General News of Monday, 23 January 2012

Source: New Crusading Guide

ECG expose: Over GHC400 million owed by big companies

“We have enough power for our immediate needs from the Volta Dam and for the Aluminum smelter which VALCO is now constructing at Tema. But we are ready and prepared to supply power to our neighbors in Dahomey, the Ivory Coast and the Upper Volta. As far as I am concerned this project is not for Ghana alone. Indeed, I have already offered to share our power resources with our sister African states. ”

That was the ambitious speech of the visionary leader of a young and promising country at the inauguration of the Akosombo Dam on January 22, 1966. The country has since proceeded to establish the ancillary Electricity Company of Ghana in a bid to provide itself with sustainable electric energy resource that would help the young nation launch itself as a regional industrial model.

Unfortunately, the Electricity Company of Ghana has in recent times gone down the disastrous path of most of Osagyefo’s prized legacies. Indeed, the company has of late been in a troubled state, tottering its way into all sorts of turmoil and turbulence. It is also an open secret that some fishy deals litter the “corridors of power. ” Having flung the doors wider open, the Weekend Crusading Guide can confirm that incompetence, corruption and downright thievery have been at the heart of the tragedy that has hit the ECG.

Our man went undercover as a worker in the ECG corridors, the debacle was a multi-faceted, systemic breakdown of processes and procedures. This endemic failure allows officials to indulge in financial impropriety and fill their pockets with money that should accrue into the state coffers. Uncollected electricity bill to the tune 400,070,000 (Four hundred million and seventy thousand Ghana cedis), over 300 million US dollars.

Beyond the corruption within the lower rungs of the ECG, there are bigger and murkier issues to unravel within the board room of the ailing state asset. So bad is the situation that unofficial ECG employees (popularly referred to as ‘gorro boys’) have always shown up at the corruption party and and even the crumbs have been a genial feast.

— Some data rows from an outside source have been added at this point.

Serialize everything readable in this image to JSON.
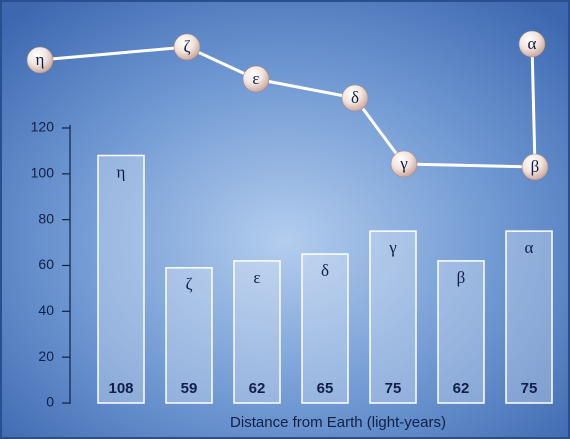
{
  "chart_data": {
    "type": "bar",
    "x_label": "Distance from Earth (light-years)",
    "categories": [
      "η",
      "ζ",
      "ε",
      "δ",
      "γ",
      "β",
      "α"
    ],
    "values": [
      108,
      59,
      62,
      65,
      75,
      62,
      75
    ],
    "color": "#dfe8f7",
    "ylim": [
      0,
      120
    ],
    "yticks": [
      0,
      20,
      40,
      60,
      80,
      100,
      120
    ]
  }
}
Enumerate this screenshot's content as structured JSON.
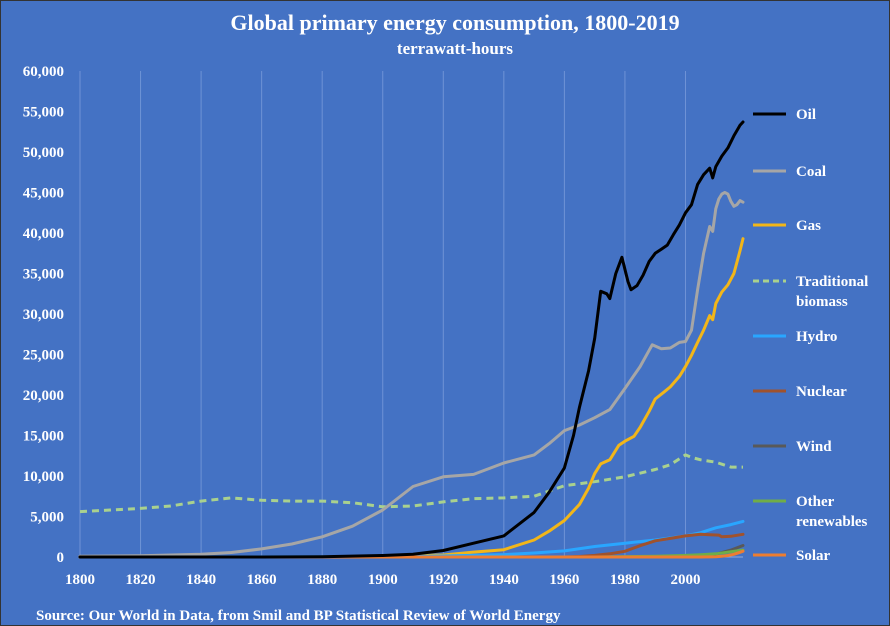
{
  "chart_data": {
    "type": "line",
    "title": "Global primary energy consumption, 1800-2019",
    "subtitle": "terrawatt-hours",
    "source": "Source: Our World in Data, from Smil and BP Statistical Review of World Energy",
    "xlim": [
      1800,
      2019
    ],
    "ylim": [
      0,
      60000
    ],
    "x_ticks": [
      1800,
      1820,
      1840,
      1860,
      1880,
      1900,
      1920,
      1940,
      1960,
      1980,
      2000
    ],
    "y_ticks": [
      0,
      5000,
      10000,
      15000,
      20000,
      25000,
      30000,
      35000,
      40000,
      45000,
      50000,
      55000,
      60000
    ],
    "y_tick_labels": [
      "0",
      "5,000",
      "10,000",
      "15,000",
      "20,000",
      "25,000",
      "30,000",
      "35,000",
      "40,000",
      "45,000",
      "50,000",
      "55,000",
      "60,000"
    ],
    "grid": "vertical",
    "legend_position": "right",
    "series": [
      {
        "name": "Oil",
        "color": "#000000",
        "dash": false,
        "points": [
          [
            1800,
            0
          ],
          [
            1860,
            0
          ],
          [
            1880,
            30
          ],
          [
            1900,
            180
          ],
          [
            1910,
            350
          ],
          [
            1920,
            800
          ],
          [
            1930,
            1700
          ],
          [
            1940,
            2600
          ],
          [
            1950,
            5500
          ],
          [
            1955,
            8000
          ],
          [
            1960,
            11000
          ],
          [
            1963,
            15000
          ],
          [
            1965,
            18500
          ],
          [
            1968,
            23000
          ],
          [
            1970,
            27000
          ],
          [
            1972,
            32800
          ],
          [
            1974,
            32500
          ],
          [
            1975,
            31900
          ],
          [
            1977,
            35000
          ],
          [
            1979,
            37000
          ],
          [
            1981,
            34000
          ],
          [
            1982,
            33000
          ],
          [
            1984,
            33500
          ],
          [
            1986,
            34800
          ],
          [
            1988,
            36500
          ],
          [
            1990,
            37500
          ],
          [
            1992,
            38000
          ],
          [
            1994,
            38500
          ],
          [
            1996,
            39800
          ],
          [
            1998,
            41000
          ],
          [
            2000,
            42500
          ],
          [
            2002,
            43500
          ],
          [
            2004,
            46000
          ],
          [
            2006,
            47200
          ],
          [
            2008,
            48000
          ],
          [
            2009,
            46800
          ],
          [
            2010,
            48200
          ],
          [
            2012,
            49500
          ],
          [
            2014,
            50500
          ],
          [
            2016,
            52000
          ],
          [
            2018,
            53300
          ],
          [
            2019,
            53700
          ]
        ]
      },
      {
        "name": "Coal",
        "color": "#a6a6a6",
        "dash": false,
        "points": [
          [
            1800,
            100
          ],
          [
            1820,
            150
          ],
          [
            1840,
            350
          ],
          [
            1850,
            550
          ],
          [
            1860,
            1000
          ],
          [
            1870,
            1600
          ],
          [
            1880,
            2500
          ],
          [
            1890,
            3800
          ],
          [
            1900,
            5800
          ],
          [
            1910,
            8700
          ],
          [
            1920,
            9900
          ],
          [
            1930,
            10200
          ],
          [
            1940,
            11600
          ],
          [
            1950,
            12600
          ],
          [
            1955,
            14000
          ],
          [
            1960,
            15600
          ],
          [
            1965,
            16300
          ],
          [
            1970,
            17200
          ],
          [
            1975,
            18200
          ],
          [
            1980,
            20800
          ],
          [
            1985,
            23500
          ],
          [
            1989,
            26200
          ],
          [
            1992,
            25700
          ],
          [
            1995,
            25800
          ],
          [
            1998,
            26500
          ],
          [
            2000,
            26600
          ],
          [
            2002,
            28000
          ],
          [
            2004,
            33000
          ],
          [
            2006,
            37500
          ],
          [
            2008,
            40800
          ],
          [
            2009,
            40200
          ],
          [
            2010,
            43000
          ],
          [
            2011,
            44200
          ],
          [
            2012,
            44800
          ],
          [
            2013,
            45000
          ],
          [
            2014,
            44800
          ],
          [
            2015,
            43900
          ],
          [
            2016,
            43300
          ],
          [
            2017,
            43500
          ],
          [
            2018,
            44000
          ],
          [
            2019,
            43800
          ]
        ]
      },
      {
        "name": "Gas",
        "color": "#f2b619",
        "dash": false,
        "points": [
          [
            1800,
            0
          ],
          [
            1880,
            0
          ],
          [
            1900,
            70
          ],
          [
            1920,
            250
          ],
          [
            1930,
            600
          ],
          [
            1940,
            900
          ],
          [
            1950,
            2100
          ],
          [
            1955,
            3200
          ],
          [
            1960,
            4500
          ],
          [
            1965,
            6500
          ],
          [
            1968,
            8500
          ],
          [
            1970,
            10300
          ],
          [
            1972,
            11500
          ],
          [
            1975,
            12000
          ],
          [
            1978,
            13800
          ],
          [
            1980,
            14300
          ],
          [
            1983,
            14900
          ],
          [
            1985,
            16000
          ],
          [
            1988,
            18000
          ],
          [
            1990,
            19500
          ],
          [
            1993,
            20400
          ],
          [
            1995,
            21000
          ],
          [
            1998,
            22300
          ],
          [
            2000,
            23500
          ],
          [
            2002,
            24900
          ],
          [
            2004,
            26500
          ],
          [
            2006,
            28000
          ],
          [
            2008,
            29800
          ],
          [
            2009,
            29300
          ],
          [
            2010,
            31300
          ],
          [
            2012,
            32700
          ],
          [
            2014,
            33600
          ],
          [
            2016,
            35000
          ],
          [
            2018,
            37800
          ],
          [
            2019,
            39300
          ]
        ]
      },
      {
        "name": "Traditional biomass",
        "color": "#a9d18e",
        "dash": true,
        "points": [
          [
            1800,
            5600
          ],
          [
            1810,
            5800
          ],
          [
            1820,
            6000
          ],
          [
            1830,
            6300
          ],
          [
            1840,
            6900
          ],
          [
            1850,
            7300
          ],
          [
            1860,
            7000
          ],
          [
            1870,
            6900
          ],
          [
            1880,
            6900
          ],
          [
            1890,
            6700
          ],
          [
            1900,
            6200
          ],
          [
            1910,
            6300
          ],
          [
            1920,
            6800
          ],
          [
            1930,
            7200
          ],
          [
            1940,
            7300
          ],
          [
            1950,
            7500
          ],
          [
            1960,
            8800
          ],
          [
            1970,
            9300
          ],
          [
            1980,
            9900
          ],
          [
            1990,
            10800
          ],
          [
            1995,
            11400
          ],
          [
            2000,
            12600
          ],
          [
            2002,
            12300
          ],
          [
            2005,
            12000
          ],
          [
            2010,
            11700
          ],
          [
            2015,
            11100
          ],
          [
            2019,
            11100
          ]
        ]
      },
      {
        "name": "Hydro",
        "color": "#29a6ff",
        "dash": false,
        "points": [
          [
            1800,
            0
          ],
          [
            1900,
            30
          ],
          [
            1920,
            120
          ],
          [
            1940,
            300
          ],
          [
            1950,
            500
          ],
          [
            1960,
            750
          ],
          [
            1970,
            1300
          ],
          [
            1980,
            1700
          ],
          [
            1990,
            2100
          ],
          [
            2000,
            2600
          ],
          [
            2005,
            3000
          ],
          [
            2010,
            3600
          ],
          [
            2015,
            4000
          ],
          [
            2019,
            4400
          ]
        ]
      },
      {
        "name": "Nuclear",
        "color": "#a0522d",
        "dash": false,
        "points": [
          [
            1800,
            0
          ],
          [
            1960,
            0
          ],
          [
            1965,
            60
          ],
          [
            1970,
            200
          ],
          [
            1975,
            400
          ],
          [
            1980,
            700
          ],
          [
            1985,
            1400
          ],
          [
            1990,
            2000
          ],
          [
            1995,
            2300
          ],
          [
            2000,
            2600
          ],
          [
            2005,
            2800
          ],
          [
            2008,
            2750
          ],
          [
            2011,
            2700
          ],
          [
            2012,
            2500
          ],
          [
            2015,
            2550
          ],
          [
            2019,
            2800
          ]
        ]
      },
      {
        "name": "Wind",
        "color": "#595959",
        "dash": false,
        "points": [
          [
            1800,
            0
          ],
          [
            1990,
            0
          ],
          [
            2000,
            30
          ],
          [
            2005,
            100
          ],
          [
            2010,
            350
          ],
          [
            2015,
            850
          ],
          [
            2019,
            1420
          ]
        ]
      },
      {
        "name": "Other renewables",
        "color": "#70ad47",
        "dash": false,
        "points": [
          [
            1800,
            0
          ],
          [
            1970,
            0
          ],
          [
            1980,
            50
          ],
          [
            1990,
            100
          ],
          [
            2000,
            200
          ],
          [
            2005,
            280
          ],
          [
            2010,
            400
          ],
          [
            2015,
            650
          ],
          [
            2019,
            850
          ]
        ]
      },
      {
        "name": "Solar",
        "color": "#ed7d31",
        "dash": false,
        "points": [
          [
            1800,
            0
          ],
          [
            2005,
            0
          ],
          [
            2008,
            10
          ],
          [
            2010,
            30
          ],
          [
            2012,
            100
          ],
          [
            2014,
            190
          ],
          [
            2016,
            330
          ],
          [
            2018,
            580
          ],
          [
            2019,
            720
          ]
        ]
      }
    ]
  }
}
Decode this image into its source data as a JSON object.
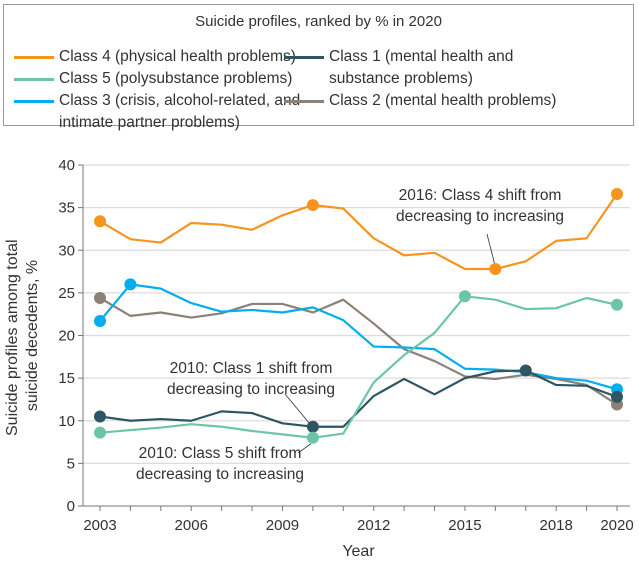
{
  "chart_data": {
    "type": "line",
    "title": "Suicide profiles, ranked by % in 2020",
    "xlabel": "Year",
    "ylabel_lines": [
      "Suicide profiles among total",
      "suicide decedents, %"
    ],
    "ylabel": "Suicide profiles among total suicide decedents, %",
    "x": [
      2003,
      2004,
      2005,
      2006,
      2007,
      2008,
      2009,
      2010,
      2011,
      2012,
      2013,
      2014,
      2015,
      2016,
      2017,
      2018,
      2019,
      2020
    ],
    "xlim": [
      2003,
      2020
    ],
    "ylim": [
      0,
      40
    ],
    "x_ticks": [
      2003,
      2004,
      2005,
      2006,
      2007,
      2008,
      2009,
      2010,
      2011,
      2012,
      2013,
      2014,
      2015,
      2016,
      2017,
      2018,
      2019,
      2020
    ],
    "x_tick_labels": [
      "2003",
      "2006",
      "2009",
      "2012",
      "2015",
      "2018",
      "2020"
    ],
    "y_ticks": [
      0,
      5,
      10,
      15,
      20,
      25,
      30,
      35,
      40
    ],
    "grid": "horizontal",
    "legend_placement": "top",
    "series": [
      {
        "name": "Class 4 (physical health problems)",
        "legend_lines": [
          "Class 4 (physical health problems)"
        ],
        "color": "#f7941d",
        "values": [
          33.4,
          31.3,
          30.9,
          33.2,
          33.0,
          32.4,
          34.1,
          35.3,
          34.9,
          31.4,
          29.4,
          29.7,
          27.8,
          27.8,
          28.7,
          31.1,
          31.4,
          36.6
        ],
        "markers": [
          2003,
          2010,
          2016,
          2020
        ]
      },
      {
        "name": "Class 5 (polysubstance problems)",
        "legend_lines": [
          "Class 5 (polysubstance problems)"
        ],
        "color": "#6cc5a8",
        "values": [
          8.6,
          8.9,
          9.2,
          9.6,
          9.3,
          8.8,
          8.4,
          8.0,
          8.5,
          14.5,
          17.7,
          20.3,
          24.6,
          24.2,
          23.1,
          23.2,
          24.4,
          23.6
        ],
        "markers": [
          2003,
          2010,
          2015,
          2020
        ]
      },
      {
        "name": "Class 3 (crisis, alcohol-related, and intimate partner problems)",
        "legend_lines": [
          "Class 3 (crisis, alcohol-related, and",
          "intimate partner problems)"
        ],
        "color": "#00aeef",
        "values": [
          21.7,
          26.0,
          25.5,
          23.8,
          22.8,
          23.0,
          22.7,
          23.3,
          21.8,
          18.7,
          18.6,
          18.4,
          16.1,
          16.0,
          15.7,
          15.0,
          14.7,
          13.7
        ],
        "markers": [
          2003,
          2004,
          2020
        ]
      },
      {
        "name": "Class 1 (mental health and substance problems)",
        "legend_lines": [
          "Class 1 (mental health and",
          "substance problems)"
        ],
        "color": "#2d5564",
        "values": [
          10.5,
          10.0,
          10.2,
          10.0,
          11.1,
          10.9,
          9.7,
          9.3,
          9.3,
          12.9,
          14.9,
          13.1,
          15.0,
          15.8,
          15.9,
          14.2,
          14.1,
          12.8
        ],
        "markers": [
          2003,
          2010,
          2017,
          2020
        ]
      },
      {
        "name": "Class 2 (mental health problems)",
        "legend_lines": [
          "Class 2 (mental health problems)"
        ],
        "color": "#8b8176",
        "values": [
          24.4,
          22.3,
          22.7,
          22.1,
          22.6,
          23.7,
          23.7,
          22.7,
          24.2,
          21.4,
          18.4,
          17.0,
          15.2,
          14.9,
          15.4,
          14.9,
          14.2,
          11.9
        ],
        "markers": [
          2003,
          2020
        ]
      }
    ],
    "annotations": [
      {
        "lines": [
          "2016: Class 4 shift from",
          "decreasing to increasing"
        ],
        "series": "Class 4",
        "x": 2016,
        "y": 27.8
      },
      {
        "lines": [
          "2010: Class 1 shift from",
          "decreasing to increasing"
        ],
        "series": "Class 1",
        "x": 2010,
        "y": 9.3
      },
      {
        "lines": [
          "2010: Class 5 shift from",
          "decreasing to increasing"
        ],
        "series": "Class 5",
        "x": 2010,
        "y": 8.0
      }
    ]
  }
}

The situation becomes even more disheartening when considered against the backdrop of the frequent increases in electricity tariffs, not to talk of the epileptic supply that the poor domestic consumer and small scale business have had to endure over the years. In other words, consumers have become helpless victims of the chaos and greed that reign at the ECG.

The fallout from President, John Evans Atta Mills’ unannounced visit to the ECG back in April 2010, provoked the TIGER EYE special investigative team into action.

Led by ace investigative journalist, Anas Aremeyaw Anas, a team of investigators infiltrated the ECG, and unraveled massive corruption at different levels of the Company.

The team strategically pitched camp in four areas of the ECG system: Tema North, Tema South, Afienya, Kwabenya and Legon . The evidence we uncovered over the period is worth telling for the sake of God and country. God bless our homeland Ghana.

METER ACQUISITION "WAHALA" Meters are the physical component of the electronic gadgets that record a customer’s consumption of electrical power supply. But as we found out, acquiring it legally is the exception to the rule.

The meters were a hotspot and the center of corrupt practices; you may call it a goldmine for officials at the ECG. who fleece frustrated customers before rendering any meter related service to them.

Our painstaking investigation caught officials on our hidden cameras stationed at vantage points within the ECG, plainly stealing state and company property to sell to customers.

Meters, which by all accounts are customized company material, are stolen and sold like tomatoes on the open market as are ECG cables some of which we purchased from an official of the Tema North branch.

The investigative team uncovered corrupt practices that started right at the point of submitting meter acquisition forms for registration. This turned out to be the lowest level of the bribery ladder where officials take “colas” ranging between GH¢ 5 and GH¢ 10.

A case in point is the Kwabneya Branch of ECG where the Leopard Team of TIGER EYE managed to secure a three phase meter at the cost of GH¢ 600 (six million old cedis) from an ECG official.

This however came after fierce negotiations with a top official who also asked us to deal with another official. Indeed there is competition for customers applying for meters. Officials across the ECG hardly take their bribes within the premises preferring to do their shady business outside.

The repository for stolen meters awaiting delivery to customers is rather curious. At the Kwabenya branch for example, stolen meters were kept either in washrooms or in the workers’ canteen.